With university, what helped settle me in was socialising and finding my friendship groups within the course as well as outside of it. Pre-reg was tough because it was affected by COVID-19, so I didn’t really get to say goodbye to university – my graduation came two years later, with exams done online. This meant that when it came to pre-reg, no one felt quite ready. Everyone still had to wear COVID-19 protection, change in and out of an overall and take gloves on and off. For a supervisor to take on a pre-reg in those times, it must have been a lot.

Pre-reg was tough because it was affected by COVID-19, so I didn’t really get to say goodbye to university – my graduation came two years later, with exams done online

I was originally assigned a store near to home and I was filled with joy. I worked there for a few months, but ultimately wasn’t taken on because they just didn’t have the capacity, especially with COVID-19 at its peak. I then worked between two stores in Brighton, commuting all the way from Epsom, then moved to Guildford where I stayed on and finished my pre-reg.

Ultimately the pre-reg was really difficult to settle into, but I was at a point where I wanted to take any and every opportunity that came my way. I knew that once my first visit was done, I would be on track to completing my journey.

Staying organised was another way of settling in. You can have all these life changes but the more organised you can be, the better it will be for you, regardless of whatever changes may come. I’d advise organisation and maintaining that attitude of taking every opportunity that presents itself and just running with it.

How do you approach balancing studying and working, with socialising and making time for yourself?

When my foot steps out of the practice door, that’s it, I just completely switch off from work. I have a good set of friends who are all keen on experience days, but it is just as important as being an all-round person and taking care of yourself. There needs to be something beyond just optometry, particularly keeping a set of hobbies and continuously developing them. I’m quite into health and fitness, going to the gym and for walks, and I enjoy renovating. My tip is to keep three to four hobbies and try to do each of them once a week.

Experiencing Johnson & Johnson STEP

What was your experience of Johnson & Johnson STEP as a pre-registration optometrist?

Johnson & Johnson was the one constant support that I had throughout pre-reg in the face of all the changes that I experienced; through virtual classes and Zoom calls and everything else. Having that one person who’s constant, to guide you the whole way through, is one of the biggest and best ways J&J helped me.

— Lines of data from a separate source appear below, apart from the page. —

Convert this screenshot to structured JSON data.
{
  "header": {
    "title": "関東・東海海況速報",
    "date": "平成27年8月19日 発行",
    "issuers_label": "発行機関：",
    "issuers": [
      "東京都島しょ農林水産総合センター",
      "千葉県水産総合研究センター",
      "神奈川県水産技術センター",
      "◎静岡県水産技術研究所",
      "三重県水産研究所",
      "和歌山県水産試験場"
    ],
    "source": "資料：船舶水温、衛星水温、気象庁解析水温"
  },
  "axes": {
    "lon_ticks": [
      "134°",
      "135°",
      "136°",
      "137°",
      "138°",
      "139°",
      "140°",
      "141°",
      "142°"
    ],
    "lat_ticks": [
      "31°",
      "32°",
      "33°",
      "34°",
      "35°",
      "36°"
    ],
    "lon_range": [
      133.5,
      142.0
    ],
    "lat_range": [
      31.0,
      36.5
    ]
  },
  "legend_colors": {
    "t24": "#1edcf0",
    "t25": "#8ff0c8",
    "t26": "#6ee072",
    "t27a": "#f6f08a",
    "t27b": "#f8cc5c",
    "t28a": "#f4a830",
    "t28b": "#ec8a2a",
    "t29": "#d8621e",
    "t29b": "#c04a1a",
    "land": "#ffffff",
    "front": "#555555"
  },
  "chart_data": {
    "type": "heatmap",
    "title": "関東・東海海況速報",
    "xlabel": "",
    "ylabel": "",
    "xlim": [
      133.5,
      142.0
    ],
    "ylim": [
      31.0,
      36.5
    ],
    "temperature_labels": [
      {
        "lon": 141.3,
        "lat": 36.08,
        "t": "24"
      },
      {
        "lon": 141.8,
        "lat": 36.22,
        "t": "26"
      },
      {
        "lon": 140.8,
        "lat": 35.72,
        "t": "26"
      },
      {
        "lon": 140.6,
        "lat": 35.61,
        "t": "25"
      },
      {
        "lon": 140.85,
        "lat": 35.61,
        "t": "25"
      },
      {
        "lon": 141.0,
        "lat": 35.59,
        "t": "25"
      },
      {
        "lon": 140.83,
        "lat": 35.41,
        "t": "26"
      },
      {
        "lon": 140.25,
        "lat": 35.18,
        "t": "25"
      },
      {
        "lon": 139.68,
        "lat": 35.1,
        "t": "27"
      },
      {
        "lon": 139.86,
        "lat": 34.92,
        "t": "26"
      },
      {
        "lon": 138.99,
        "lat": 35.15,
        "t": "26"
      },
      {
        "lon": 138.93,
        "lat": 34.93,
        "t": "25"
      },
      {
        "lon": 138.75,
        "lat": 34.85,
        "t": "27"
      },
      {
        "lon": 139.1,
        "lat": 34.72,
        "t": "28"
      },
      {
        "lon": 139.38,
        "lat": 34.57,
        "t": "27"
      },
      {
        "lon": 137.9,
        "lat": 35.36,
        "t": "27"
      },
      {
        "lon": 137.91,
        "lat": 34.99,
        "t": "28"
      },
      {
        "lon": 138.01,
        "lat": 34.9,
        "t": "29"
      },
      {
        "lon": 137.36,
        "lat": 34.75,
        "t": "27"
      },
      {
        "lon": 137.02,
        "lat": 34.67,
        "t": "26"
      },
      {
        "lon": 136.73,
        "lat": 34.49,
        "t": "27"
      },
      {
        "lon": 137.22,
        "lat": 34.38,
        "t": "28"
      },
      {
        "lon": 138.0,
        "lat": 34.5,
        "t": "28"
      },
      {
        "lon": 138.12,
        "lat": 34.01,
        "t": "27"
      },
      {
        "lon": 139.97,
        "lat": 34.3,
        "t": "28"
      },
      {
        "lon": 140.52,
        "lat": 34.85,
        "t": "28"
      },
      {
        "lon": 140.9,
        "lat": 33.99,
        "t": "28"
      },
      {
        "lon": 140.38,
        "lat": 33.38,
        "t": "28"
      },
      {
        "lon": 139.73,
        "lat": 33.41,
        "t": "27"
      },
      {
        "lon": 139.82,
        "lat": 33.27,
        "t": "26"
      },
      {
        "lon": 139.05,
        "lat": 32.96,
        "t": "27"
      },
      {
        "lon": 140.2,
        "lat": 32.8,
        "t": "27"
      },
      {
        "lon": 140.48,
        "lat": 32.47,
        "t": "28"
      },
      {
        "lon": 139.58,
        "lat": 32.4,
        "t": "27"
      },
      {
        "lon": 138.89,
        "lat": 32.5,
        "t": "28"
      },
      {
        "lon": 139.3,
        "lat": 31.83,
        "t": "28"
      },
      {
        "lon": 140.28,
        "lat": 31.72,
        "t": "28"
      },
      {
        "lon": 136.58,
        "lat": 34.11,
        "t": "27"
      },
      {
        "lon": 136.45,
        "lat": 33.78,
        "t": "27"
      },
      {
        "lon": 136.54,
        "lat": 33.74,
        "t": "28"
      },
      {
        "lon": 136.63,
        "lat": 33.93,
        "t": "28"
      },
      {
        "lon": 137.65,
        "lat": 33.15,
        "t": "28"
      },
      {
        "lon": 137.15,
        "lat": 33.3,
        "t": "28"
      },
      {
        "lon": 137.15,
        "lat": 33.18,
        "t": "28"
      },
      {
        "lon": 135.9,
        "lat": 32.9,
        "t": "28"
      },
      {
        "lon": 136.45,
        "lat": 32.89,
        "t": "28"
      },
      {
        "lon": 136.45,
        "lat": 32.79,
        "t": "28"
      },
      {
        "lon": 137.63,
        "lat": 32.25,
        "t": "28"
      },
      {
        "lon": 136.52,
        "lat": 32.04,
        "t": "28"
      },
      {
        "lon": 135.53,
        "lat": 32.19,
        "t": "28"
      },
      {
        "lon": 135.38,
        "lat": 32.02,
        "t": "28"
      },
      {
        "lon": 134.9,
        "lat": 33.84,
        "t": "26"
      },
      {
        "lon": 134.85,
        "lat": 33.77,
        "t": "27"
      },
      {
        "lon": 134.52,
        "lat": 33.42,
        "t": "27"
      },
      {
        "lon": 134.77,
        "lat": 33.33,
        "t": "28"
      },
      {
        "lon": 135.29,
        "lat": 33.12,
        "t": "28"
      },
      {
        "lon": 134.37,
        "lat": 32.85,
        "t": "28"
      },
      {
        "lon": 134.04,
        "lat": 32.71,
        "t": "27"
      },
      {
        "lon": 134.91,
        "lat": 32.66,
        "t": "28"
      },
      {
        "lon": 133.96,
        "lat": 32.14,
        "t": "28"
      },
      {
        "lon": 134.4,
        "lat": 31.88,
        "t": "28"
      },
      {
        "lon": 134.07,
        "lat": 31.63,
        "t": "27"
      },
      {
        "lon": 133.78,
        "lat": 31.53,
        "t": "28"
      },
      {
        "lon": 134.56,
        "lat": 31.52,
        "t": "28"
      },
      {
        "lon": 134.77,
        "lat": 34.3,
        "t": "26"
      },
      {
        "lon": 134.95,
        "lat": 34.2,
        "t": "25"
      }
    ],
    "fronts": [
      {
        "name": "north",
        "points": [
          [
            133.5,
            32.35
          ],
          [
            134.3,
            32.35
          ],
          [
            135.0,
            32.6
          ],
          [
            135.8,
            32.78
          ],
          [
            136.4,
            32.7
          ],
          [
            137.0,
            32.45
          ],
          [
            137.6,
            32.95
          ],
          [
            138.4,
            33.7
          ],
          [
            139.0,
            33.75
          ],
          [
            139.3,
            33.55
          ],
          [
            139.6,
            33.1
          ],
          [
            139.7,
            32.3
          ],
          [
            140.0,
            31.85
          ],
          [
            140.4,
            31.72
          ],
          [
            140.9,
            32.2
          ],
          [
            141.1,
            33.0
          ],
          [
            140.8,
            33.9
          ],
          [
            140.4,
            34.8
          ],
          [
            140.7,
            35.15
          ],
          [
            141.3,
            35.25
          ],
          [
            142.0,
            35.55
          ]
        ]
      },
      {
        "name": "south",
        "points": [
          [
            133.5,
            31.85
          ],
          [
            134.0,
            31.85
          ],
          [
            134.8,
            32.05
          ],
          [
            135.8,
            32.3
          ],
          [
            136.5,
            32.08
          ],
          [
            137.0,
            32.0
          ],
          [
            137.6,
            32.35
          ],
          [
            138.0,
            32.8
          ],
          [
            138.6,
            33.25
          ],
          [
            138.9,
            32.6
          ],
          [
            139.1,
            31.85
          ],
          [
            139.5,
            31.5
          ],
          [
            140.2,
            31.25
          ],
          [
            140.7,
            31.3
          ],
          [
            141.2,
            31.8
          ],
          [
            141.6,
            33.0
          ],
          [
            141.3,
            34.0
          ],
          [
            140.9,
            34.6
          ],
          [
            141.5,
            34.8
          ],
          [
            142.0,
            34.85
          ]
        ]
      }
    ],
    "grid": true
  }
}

One stand-out was the resources they gave me, such as a book called Essential Contact Lens Practice, which contains potential contact lens complications and various patient scenarios.

Their Objective Structure Clinical Examination (OSCE) stations are really good too. I did terribly in my mock OSCEs; I thought I was ready for my final exams, and they really made me realise there was so much more to do. That was my lightbulb moment where I realised that there are still more areas to develop to be constantly evolving and becoming a better optometrist. 

Having constant support was one of those things that made me want to become a mentor myself and give back


What made you want to join as a mentor? What does your role look like?

Being a mentee, I had that constant support from one person who was able to guide me the whole way through and allow me to ask the questions I might not have felt comfortable asking my supervisor – in case I was expected to already know the answers – and just having the freedom to discuss things openly. Having constant support was one of those things that made me want to become a mentor myself and give back.

Pre-reg is not easy; it’s tough and a lot of people don’t always receive the full support they need. I know how valuable it is to be able to go somewhere like STEP and be provided help and resources. Also, when considering the educational side of things, it’s a different type of role to everything else I’m doing, which has encouraged me to push myself in all sectors within the optics field.